Maimouna Diakhate a ensuite été interpellée dans une résidence située à proximité.

Un véhicule soupçonné d’être lié à un trafic de migrants

Dans le secteur de Highgate, les autorités ont également retrouvé une Toyota Prius qui avait précédemment attiré leur attention dans le cadre de soupçons liés au transport de migrants.

Le véhicule a été arrêté et son conducteur identifié comme Oguzhan Yilmaz, un ressortissant turc âgé de 25 ans.

Les enquêteurs ont indiqué que Yilmaz avait reçu des paiements via Zelle de la part de Sidney Lauryn Parra Torres.

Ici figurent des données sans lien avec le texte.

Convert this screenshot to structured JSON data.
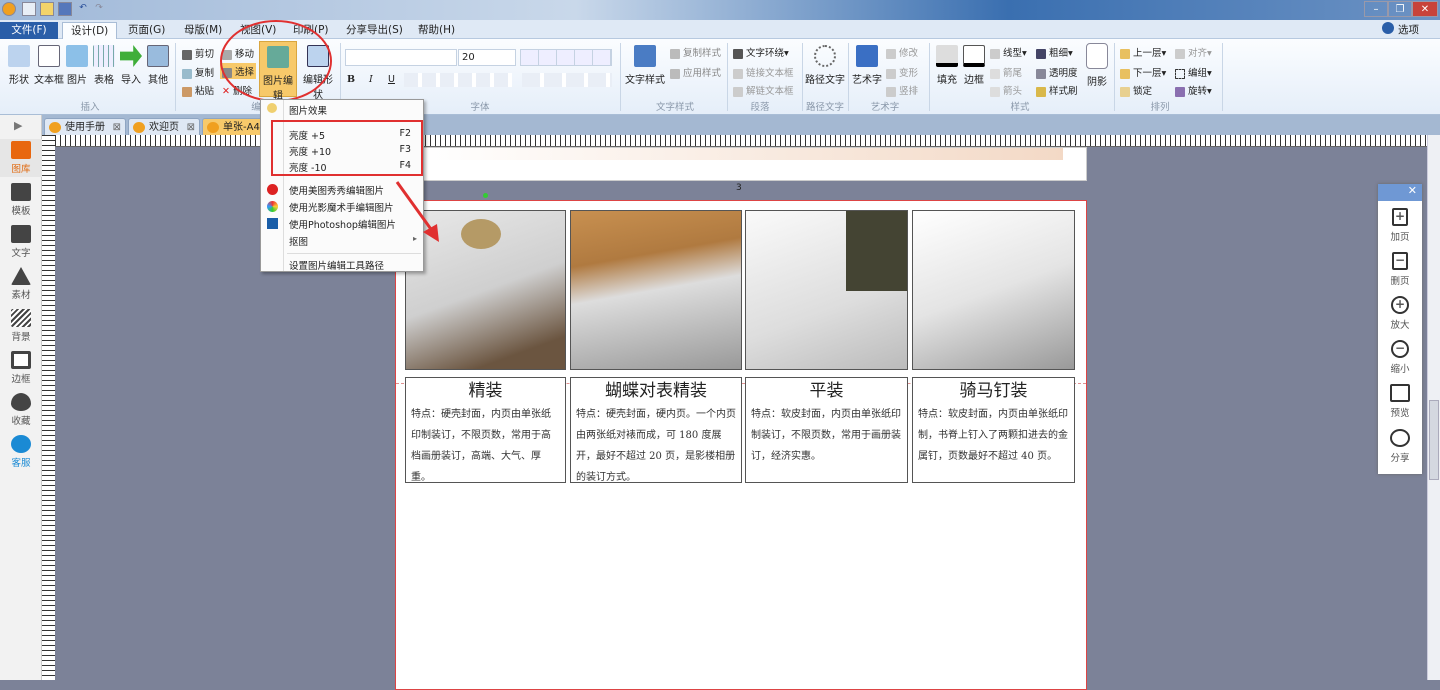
{
  "titlebar": {
    "window_controls": [
      "minimize",
      "restore",
      "close"
    ]
  },
  "menubar": {
    "tabs": [
      "文件(F)",
      "设计(D)",
      "页面(G)",
      "母版(M)",
      "视图(V)",
      "印刷(P)",
      "分享导出(S)",
      "帮助(H)"
    ],
    "active": "设计(D)",
    "options": "选项"
  },
  "ribbon": {
    "insert": {
      "items": [
        "形状",
        "文本框",
        "图片",
        "表格",
        "导入",
        "其他"
      ],
      "group": "插入"
    },
    "edit": {
      "cut": "剪切",
      "copy": "复制",
      "paste": "粘贴",
      "move": "移动",
      "select": "选择",
      "delete": "删除",
      "image_edit": "图片编辑",
      "edit_shape": "编辑形状",
      "group": "编"
    },
    "font": {
      "size": "20",
      "bold": "B",
      "italic": "I",
      "underline": "U",
      "group": "字体"
    },
    "text_style": {
      "main": "文字样式",
      "copy": "复制样式",
      "apply": "应用样式",
      "group": "文字样式"
    },
    "paragraph": {
      "wrap": "文字环绕",
      "link": "链接文本框",
      "unlink": "解链文本框",
      "group": "段落"
    },
    "path_text": {
      "main": "路径文字",
      "group": "路径文字"
    },
    "art": {
      "main": "艺术字",
      "modify": "修改",
      "transform": "变形",
      "vertical": "竖排",
      "group": "艺术字"
    },
    "style": {
      "fill": "填充",
      "border": "边框",
      "line": "线型",
      "thick": "粗细",
      "tail": "箭尾",
      "transparency": "透明度",
      "head": "箭头",
      "brush": "样式刷",
      "shadow": "阴影",
      "group": "样式"
    },
    "arrange": {
      "up": "上一层",
      "align": "对齐",
      "down": "下一层",
      "group_btn": "编组",
      "lock": "锁定",
      "rotate": "旋转",
      "group": "排列"
    }
  },
  "sidebar": {
    "items": [
      "图库",
      "模板",
      "文字",
      "素材",
      "背景",
      "边框",
      "收藏",
      "客服"
    ],
    "active": "图库"
  },
  "doc_tabs": [
    "使用手册",
    "欢迎页",
    "单张-A4双"
  ],
  "page_number": "3",
  "dropdown": {
    "header": "图片效果",
    "items": [
      {
        "label": "亮度 +5",
        "key": "F2"
      },
      {
        "label": "亮度 +10",
        "key": "F3"
      },
      {
        "label": "亮度 -10",
        "key": "F4"
      }
    ],
    "tools": [
      "使用美图秀秀编辑图片",
      "使用光影魔术手编辑图片",
      "使用Photoshop编辑图片"
    ],
    "cutout": "抠图",
    "settings": "设置图片编辑工具路径"
  },
  "cards": [
    {
      "title": "精装",
      "text": "特点：硬壳封面，内页由单张纸印制装订，不限页数，常用于高档画册装订，高端、大气、厚重。"
    },
    {
      "title": "蝴蝶对表精装",
      "text": "特点：硬壳封面，硬内页。一个内页由两张纸对裱而成，可 180 度展开，最好不超过 20 页，是影楼相册的装订方式。"
    },
    {
      "title": "平装",
      "text": "特点：软皮封面，内页由单张纸印制装订，不限页数，常用于画册装订，经济实惠。"
    },
    {
      "title": "骑马钉装",
      "text": "特点：软皮封面，内页由单张纸印制，书脊上钉入了两颗扣进去的金属钉，页数最好不超过 40 页。"
    }
  ],
  "right_panel": {
    "items": [
      "加页",
      "删页",
      "放大",
      "缩小",
      "预览",
      "分享"
    ]
  },
  "colors": {
    "highlight": "#e03030",
    "accent": "#f7c96a",
    "tab_blue": "#2a5ea8"
  }
}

Ces éléments ont alimenté les investigations sur les conditions dans lesquelles certains migrants étaient transportés ou aidés à franchir la frontière.

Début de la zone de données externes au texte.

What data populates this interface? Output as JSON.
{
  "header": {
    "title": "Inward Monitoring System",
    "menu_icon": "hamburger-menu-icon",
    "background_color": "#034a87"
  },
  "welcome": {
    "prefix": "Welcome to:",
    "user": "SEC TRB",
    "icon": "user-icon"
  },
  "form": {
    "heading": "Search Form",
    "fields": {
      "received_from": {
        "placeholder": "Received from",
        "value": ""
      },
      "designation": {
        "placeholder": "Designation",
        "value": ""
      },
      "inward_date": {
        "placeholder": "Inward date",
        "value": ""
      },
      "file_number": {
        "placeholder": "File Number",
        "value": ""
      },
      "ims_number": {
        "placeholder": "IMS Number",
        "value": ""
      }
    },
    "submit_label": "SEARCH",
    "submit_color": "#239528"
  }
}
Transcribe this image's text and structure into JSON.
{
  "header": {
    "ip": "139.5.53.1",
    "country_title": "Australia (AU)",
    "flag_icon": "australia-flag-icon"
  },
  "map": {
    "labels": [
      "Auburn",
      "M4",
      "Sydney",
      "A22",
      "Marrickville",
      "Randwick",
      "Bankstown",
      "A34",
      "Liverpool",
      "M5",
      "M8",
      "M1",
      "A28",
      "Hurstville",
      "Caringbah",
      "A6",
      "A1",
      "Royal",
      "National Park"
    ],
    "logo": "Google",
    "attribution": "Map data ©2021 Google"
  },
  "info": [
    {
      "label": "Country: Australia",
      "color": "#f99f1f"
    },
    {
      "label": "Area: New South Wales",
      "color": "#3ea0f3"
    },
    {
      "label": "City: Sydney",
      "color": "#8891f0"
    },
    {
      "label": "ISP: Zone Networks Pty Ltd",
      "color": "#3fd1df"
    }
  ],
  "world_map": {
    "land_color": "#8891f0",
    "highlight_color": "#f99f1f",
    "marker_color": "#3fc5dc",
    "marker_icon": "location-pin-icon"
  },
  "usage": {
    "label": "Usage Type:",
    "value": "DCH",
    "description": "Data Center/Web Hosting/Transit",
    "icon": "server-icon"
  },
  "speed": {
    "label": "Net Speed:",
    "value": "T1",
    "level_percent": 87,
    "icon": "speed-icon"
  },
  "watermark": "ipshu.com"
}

La Sénégalaise plaide coupable

Selon les informations communiquées par les autorités américaines, Maimouna Diakhate a plaidé coupable le 22 juin devant le juge d’instance américain Kevin J. Doyle pour entrée illégale sur le territoire américain.

Elle a été condamnée à une peine correspondant au temps déjà passé en détention, ce qui signifie qu’elle n’a pas eu à effectuer une nouvelle période d’incarcération au titre de cette condamnation.

Une offensive plus large à la frontière nord

Le dossier de la ressortissante sénégalaise intervient dans le cadre d’un dispositif plus large de renforcement des contrôles à la frontière nord des États-Unis.

Sur les 60 personnes poursuivies, quatre ont été inculpées pour des faits criminels de trafic de migrants, tandis qu’une autre personne fait l’objet d’une accusation criminelle pour retour illégal aux États-Unis après une précédente expulsion.

Les autres personnes poursuivies, dont Maimouna Diakhate, ont été accusées de délit d’entrée illégale.

La frontière avec le Canada, nouvelle route migratoire vers les États-Unis

Ces procédures mettent en lumière une évolution des itinéraires migratoires vers les États-Unis.

Si la frontière sud avec le Mexique reste historiquement au centre de l’attention, les opérations menées dans le Vermont montrent que la frontière avec le Canada constitue également une voie empruntée par des migrants originaires de régions très diverses du monde.

La présence de ressortissants d’Afrique de l’Ouest, notamment du Sénégal, dans ces procédures témoigne de cette diversification des routes migratoires.

Les autorités américaines semblent ainsi renforcer leur surveillance de cette frontière septentrionale face à l’augmentation des tentatives de franchissement illégal.